Prof. Dr. dr. Sidartawan Soegondo, SpPD, KEMD, FINA menyebutkan, ada beberapa gejala yang patut diwaspadai oleh masyarakat dan menjadi pertanda untuk sesegera mungkin memeriksakan kadar gula darah.
“Orang diabetes biasanya gampang kelelahan dan kelaparan. Karena sistem tubuh akan mendeteksi kebutuhan gula saat produksi insulin tidak optimal atau tidak ada,” kata Prof Sidarta usai Edukasi Media terkait Diabetes and Ramadan, Kamis (9/5/2019).
Orang diabetes juga memiliki intensitas berkemih yang tinggi. Sebagai akibat dari banyaknya asupan cairan karena perasaan haus yang terus menerus.
“Saat gula darah dalam tubuh sudah tinggi, maka tubuh tidak akan menyerap kandungan gula yang masuk. Akhirnya, semua dikeluarkan kembali. Biasanya, jika kandungan gula tinggi, air kencing seseorang akan mengandung gula. Maka tidak salah juga, kalau masyarakat menandai penyakit diabetes jika air kencingnya dikerubungi semut,” urai Prof. Sidarta.
Jika air seni seseorang sudah dikerubungi semut, artinya kandungan gula darahnya sudah lebih dari 160.
“Kadar normalnya itu, untuk puasa 110 dan kalau tidak puasa antara 130 hingga 150,” tambahnya.

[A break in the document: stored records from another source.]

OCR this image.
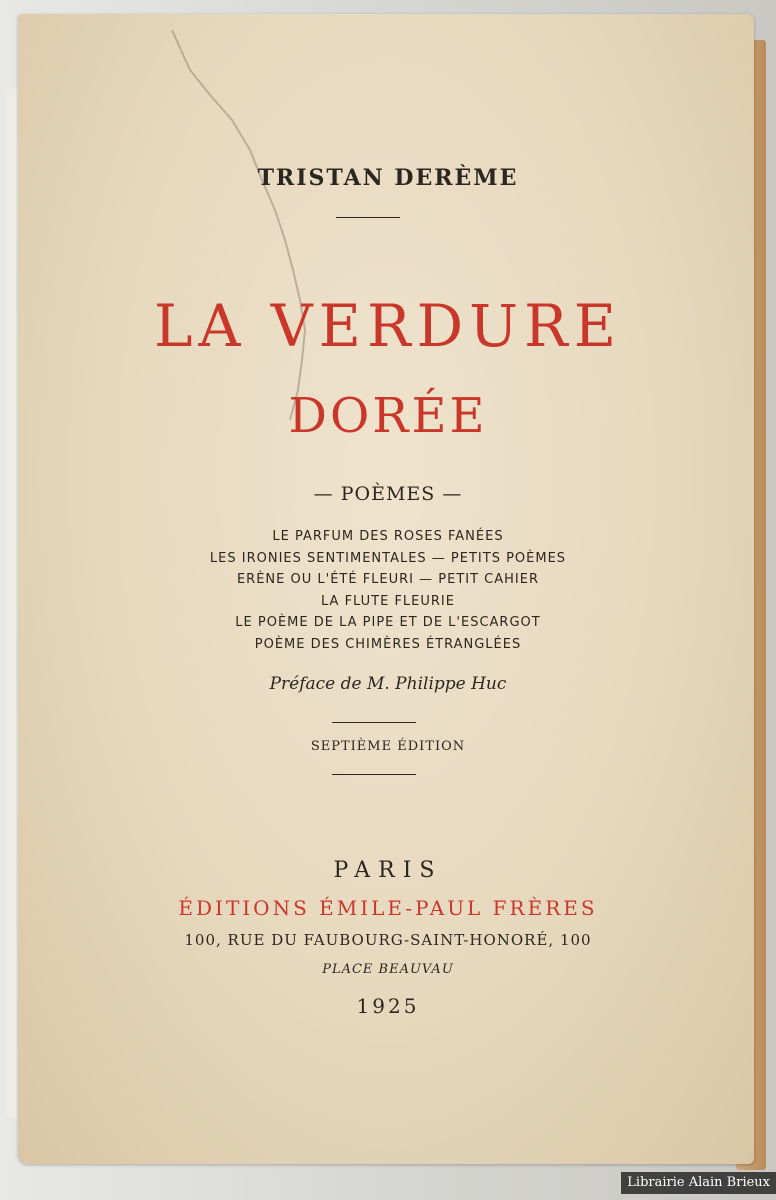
TRISTAN DERÈME
LA VERDURE
DORÉE
— POÈMES —
LE PARFUM DES ROSES FANÉES
LES IRONIES SENTIMENTALES — PETITS POÈMES
ERÈNE OU L'ÉTÉ FLEURI — PETIT CAHIER
LA FLUTE FLEURIE
LE POÈME DE LA PIPE ET DE L'ESCARGOT
POÈME DES CHIMÈRES ÉTRANGLÉES
Préface de M. Philippe Huc
SEPTIÈME ÉDITION
PARIS
ÉDITIONS ÉMILE-PAUL FRÈRES
100, RUE DU FAUBOURG-SAINT-HONORÉ, 100
PLACE BEAUVAU
1925
Librairie Alain Brieux
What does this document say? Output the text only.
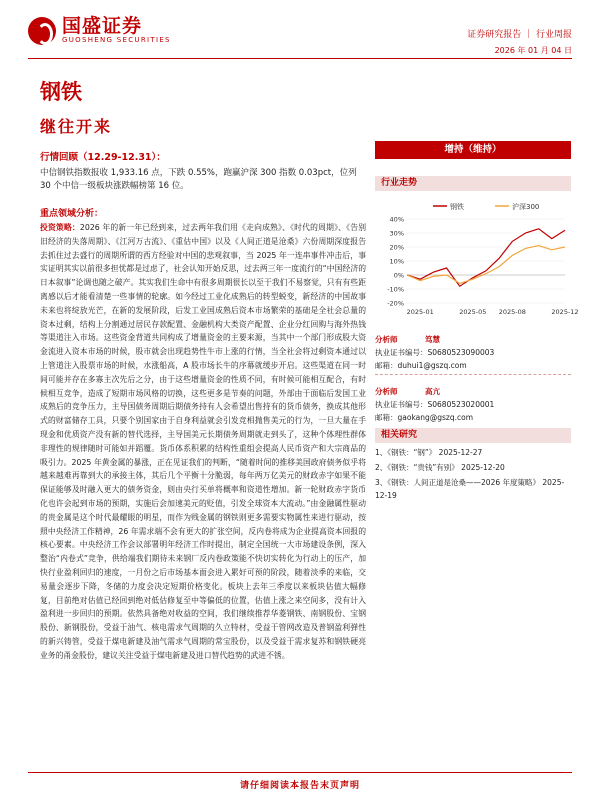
国盛证券
GUOSHENG SECURITIES	证券研究报告 ｜ 行业周报
2026 年 01 月 04 日
钢铁
继往开来
行情回顾（12.29-12.31）：
中信钢铁指数报收 1,933.16 点，下跌 0.55%，跑赢沪深 300 指数 0.03pct，位列 30 个中信一级板块涨跌幅榜第 16 位。
重点领域分析：

投资策略：2026 年的新一年已经到来，过去两年我们用《走向成熟》、《时代的周期》、《告别旧经济的失落周期》、《江河万古流》、《重估中国》以及《人间正道是沧桑》六份周期深度报告去抓住过去盛行的周期所谓的西方经验对中国的悲观叙事，当 2025 年一连串事件冲击后，事实证明其实以前很多担忧都是过虑了，社会认知开始反思，过去两三年一度流行的“中国经济的日本叙事”论调也随之破产。其实我们生命中有很多周期很长以至于我们不易察觉，只有有些距离感以后才能看清楚一些事情的轮廓。如今经过工业化成熟后的转型蜕变，新经济的中国故事未来也将绽放光芒，在新的发展阶段，后发工业国成熟后资本市场繁荣的基础是全社会总量的资本过剩，结构上分割通过居民存款配置、金融机构大类资产配置、企业分红回购与海外热钱等渠道注入市场。这些资金背道共同构成了增量资金的主要来源，当其中一个部门形成股大资金流进入资本市场的时候，股市就会出现趋势性牛市上涨的行情，当全社会将过剩资本通过以上管道注入股票市场的时候，水涨船高，A 股市场长牛的序幕就缓步开启。这些渠道在同一时间可能并存在多寡主次先后之分，由于这些增量资金的性质不同，有时候可能相互配合，有时候相互竞争，造成了短期市场风格的切换，这些更多是节奏的问题，外部由于面临后发国工业成熟后的竞争压力，主导国债务周期后期债务持有人会希望出售持有的货币债务，换成其他形式的财富储存工具，只要个别国家由于自身利益就会引发竞相抛售美元的行为，一旦大量在手现金和优质资产没有新的替代选择，主导国美元长期债务周期就走到头了，这种个体理性群体非理性的规律随时可能如并蹈覆。货币体系积累的结构性重组会提高人民币资产和大宗商品的吸引力。2025 年黄金属的暴涨，正在见证我们的判断，“随着时间的推移美国政府债务似乎将越来越难再靠到大的承接主体，其后几个平衡十分脆弱，每年两万亿美元的财政赤字如果不能保证能够及时融入更大的债务资金，则由央行买单将概率和资道性增加。新一轮财政赤字货币化也许会起到市场的预期，实施后会加速美元的贬值，引发全球资本大流动。”由金融属性驱动的贵金属是这个时代最耀眼的明星，而作为贱金属的钢铁则更多需要实物属性来进行驱动，按照中央经济工作精神，26 年需求端不会有更大的扩张空间，反内卷将成为企业提高资本回报的核心要素。中央经济工作会议部署明年经济工作时提出，制定全国统一大市场建设条例，深入整治“内卷式”竞争，供给端我们期待未来钢厂反内卷政策能不快切实转化为行动上的压产，加快行业盈利回归的速度，一月份之后市场基本面会进入累好可预的阶段，随着淡季的来临，交易量会逐步下降，冬储的力度会决定短期价格变化。板块上去年三季度以来板块估值大幅修复，目前绝对估值已经回到绝对低估修复至中等偏低的位置，估值上涨之来空间多，没有计入盈利进一步回归的预期。依然具备绝对收益的空间，我们继续推荐华菱钢铁、南钢股份、宝钢股份、新钢股份，受益于油气、核电需求气周期的久立特材，受益于管网改造及普钢盈利弹性的新兴铸管，受益于煤电新建及油气需求气周期的常宝股份，以及受益于需求复苏和钢铁硬亮业务的甬金股份，建议关注受益于煤电新建及进口替代趋势的武进不锈。

增持（维持）
行业走势
钢铁	沪深300
40%
30%
20%
10%
0%
-10%
-20%
2025-01	2025-05 2025-08	2025-12
分析师	笃慧
执业证书编号：S0680523090003
邮箱：duhui1@gszq.com
分析师	高亢
执业证书编号：S0680523020001
邮箱：gaokang@gszq.com
相关研究
1、《钢铁：“钢”》 2025-12-27
2、《钢铁：“贵钱”有别》 2025-12-20
3、《钢铁：人间正道是沧桑——2026 年度策略》 2025-12-19
请仔细阅读本报告末页声明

Berkaitan dengan semakin sering berkemih, biasanya penderita diabetes akan mengalami dehidrasi dan mulut memiliki kecenderungan kering.
“Jika kadar cairan dalam tubuh berkurang, efeknya akan sampai pada penglihatan. Perubahan tingkat cairan akan menyebabkan lensa mata berubah bentuk sehingga mengurangi kemampuan untuk fokus,” lanjutnya.
Gejala lainnya, menurut Prof Sidarta adalah munculnya infeksi jamur di liputan kulit, di bawah payudara maupun di sekitar organ intim.
“Selain adanya infeksi jamur, penderita diabetes cenderung membutuhkan waktu lama untuk sembuh jika terjadi luka. Dan pada beberapa kasus, ada penurunan intensitas kepekaan pada saraf tepi. Terutama di kaki,” urai Prof. Sidarta lebih lanjut.
Gejala lainnya yang cukup jelas terlihat adalah penurunan berat badan secara signifikan.
“Pada penderita diabetes, tubuh akan membakar lemak sebagai sumber energi. Ini menyebabkan penderita akan kehilangan berat badan walaupun tidak berolahraga maupun tidak mengurangi asupan makanan,” pungkas Prof. Sidarta.